AsgiSA EC to tackle storage and funding challenges
The rural development agency has planted close to 30,000 hectares since 2008.
AsgiSA Eastern Cape (EC) says cost reduction, refurbishing silos and temporary grain storage methods are measures planned to counter negative impact of maize price dips, funding and logistical challenges.
The rural development agency says it will reduce cropping by less than 10% from this year due to financial and logistical constraints.
Agency planted close to 30,000 hectares since 2008
AsgiSA EC will have planted close to 30,000 hectares since it first began the programme in 2008 says the agency's agronomist Luvo Qongqo.
Since the initial planting, a feasibility study and funding proposal for the establishment of three regional silo complexes at Butterworth, Tsolo Junction and Matatiele has been completed.
With no storage facilities, AsgiSA EC says it had to transport its crops to the market immediately in the last harvest. This meant it could not reap the rewards of the improved prices.
However, plans are afoot to establish temporary structures "to ensure that the grain is released at right intervals to the market in order to benefit from price fluctuations".
Butterworth silo renovation on the cards
"The idea is to start with the renovation of the Butterworth silo complex so it is ready for the next harvest in June 2011."
AsgiSA EC's dry land cropping programme is part of the agency's high impact priority projects (HIPPs); agriculture and agro-processing.
The rural development agency's third cropping season of maize, soya and dry beans started in November 2010 and is expected to continue until mid-January.
Qongqo says the last harvesting season was hampered by lower than projected maize prices in the futures market, which resulted from an oversupply in the market.
"In the last season, South Africa had a bumper crop that resulted in a surplus of four million tons of maize.
"This resulted in the maize price tumbling to R1,100 in on South African Futures Exchange (Safex) during harvesting," says Qongqo.
Lower yields diminished revenues and profits, leading to a funding shortfall, he adds.
"This stems from delays in the harvesting process, maize theft by neighboring communities and cattle damage.
High transport costs face project
"We are also faced with high transport costs of up to R400 per ton, which reduces the the amount that can be reinvested into the projects," he adds.

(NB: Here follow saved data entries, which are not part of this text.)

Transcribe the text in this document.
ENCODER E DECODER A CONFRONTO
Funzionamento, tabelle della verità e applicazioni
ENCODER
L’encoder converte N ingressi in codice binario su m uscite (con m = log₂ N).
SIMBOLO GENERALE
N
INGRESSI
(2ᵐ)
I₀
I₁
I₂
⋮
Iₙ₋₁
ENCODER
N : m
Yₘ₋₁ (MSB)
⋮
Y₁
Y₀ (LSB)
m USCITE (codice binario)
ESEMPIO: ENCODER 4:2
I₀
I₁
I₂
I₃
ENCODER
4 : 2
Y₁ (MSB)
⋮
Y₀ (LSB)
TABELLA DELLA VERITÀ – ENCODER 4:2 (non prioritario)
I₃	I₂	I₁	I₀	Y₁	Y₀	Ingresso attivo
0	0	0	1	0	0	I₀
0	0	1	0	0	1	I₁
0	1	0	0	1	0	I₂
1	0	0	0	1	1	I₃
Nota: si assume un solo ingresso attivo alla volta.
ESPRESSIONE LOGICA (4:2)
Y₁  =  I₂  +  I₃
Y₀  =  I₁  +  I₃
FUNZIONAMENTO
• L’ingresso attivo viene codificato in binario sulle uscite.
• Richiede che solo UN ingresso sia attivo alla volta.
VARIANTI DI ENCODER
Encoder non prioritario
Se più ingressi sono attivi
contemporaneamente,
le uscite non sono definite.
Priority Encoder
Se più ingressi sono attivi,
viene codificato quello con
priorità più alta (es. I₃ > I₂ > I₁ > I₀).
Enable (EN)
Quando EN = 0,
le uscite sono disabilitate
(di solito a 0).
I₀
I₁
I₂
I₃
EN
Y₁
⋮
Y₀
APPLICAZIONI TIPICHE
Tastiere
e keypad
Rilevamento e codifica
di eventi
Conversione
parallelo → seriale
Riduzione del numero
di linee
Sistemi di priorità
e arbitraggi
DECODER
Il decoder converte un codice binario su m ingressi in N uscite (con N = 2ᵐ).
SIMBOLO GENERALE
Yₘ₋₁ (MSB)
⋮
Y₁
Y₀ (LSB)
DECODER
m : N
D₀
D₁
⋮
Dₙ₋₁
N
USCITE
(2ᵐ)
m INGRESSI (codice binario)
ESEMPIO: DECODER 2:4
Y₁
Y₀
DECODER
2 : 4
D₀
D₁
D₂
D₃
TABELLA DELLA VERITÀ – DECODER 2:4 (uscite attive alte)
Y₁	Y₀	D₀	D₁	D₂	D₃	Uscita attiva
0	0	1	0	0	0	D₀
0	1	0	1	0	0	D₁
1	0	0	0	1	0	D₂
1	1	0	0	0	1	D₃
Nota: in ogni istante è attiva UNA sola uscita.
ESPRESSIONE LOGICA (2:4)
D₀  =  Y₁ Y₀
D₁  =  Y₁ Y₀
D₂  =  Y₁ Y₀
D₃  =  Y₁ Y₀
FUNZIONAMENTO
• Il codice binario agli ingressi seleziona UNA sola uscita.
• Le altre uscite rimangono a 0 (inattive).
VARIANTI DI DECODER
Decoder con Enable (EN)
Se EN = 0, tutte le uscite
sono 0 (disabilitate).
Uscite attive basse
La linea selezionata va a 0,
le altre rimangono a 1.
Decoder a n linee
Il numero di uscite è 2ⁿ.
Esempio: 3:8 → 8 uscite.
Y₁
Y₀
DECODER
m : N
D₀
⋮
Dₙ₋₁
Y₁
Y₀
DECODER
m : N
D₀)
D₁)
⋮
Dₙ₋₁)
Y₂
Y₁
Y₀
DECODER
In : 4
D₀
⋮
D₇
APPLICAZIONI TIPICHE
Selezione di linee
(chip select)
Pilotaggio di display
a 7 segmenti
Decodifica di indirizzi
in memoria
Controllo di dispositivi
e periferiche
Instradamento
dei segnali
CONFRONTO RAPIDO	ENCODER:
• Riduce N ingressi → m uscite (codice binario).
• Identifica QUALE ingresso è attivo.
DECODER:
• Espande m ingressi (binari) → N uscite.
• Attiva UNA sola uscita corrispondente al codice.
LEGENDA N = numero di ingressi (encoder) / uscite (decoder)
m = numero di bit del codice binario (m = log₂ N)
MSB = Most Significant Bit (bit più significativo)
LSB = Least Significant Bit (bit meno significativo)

AsgiSA EC has also partnered with farming business Farm Secure, in order to finance some of its Ongeluksnek projects in the far north of the province.
"This partnership has opened opportunities for markets access, new farming technologies and funding for our projects," he says.
The medium term interventions will include exploring developing the development of milling plants for value-adding opportunities by rural communities and creating more job opportunities in the former Transkei.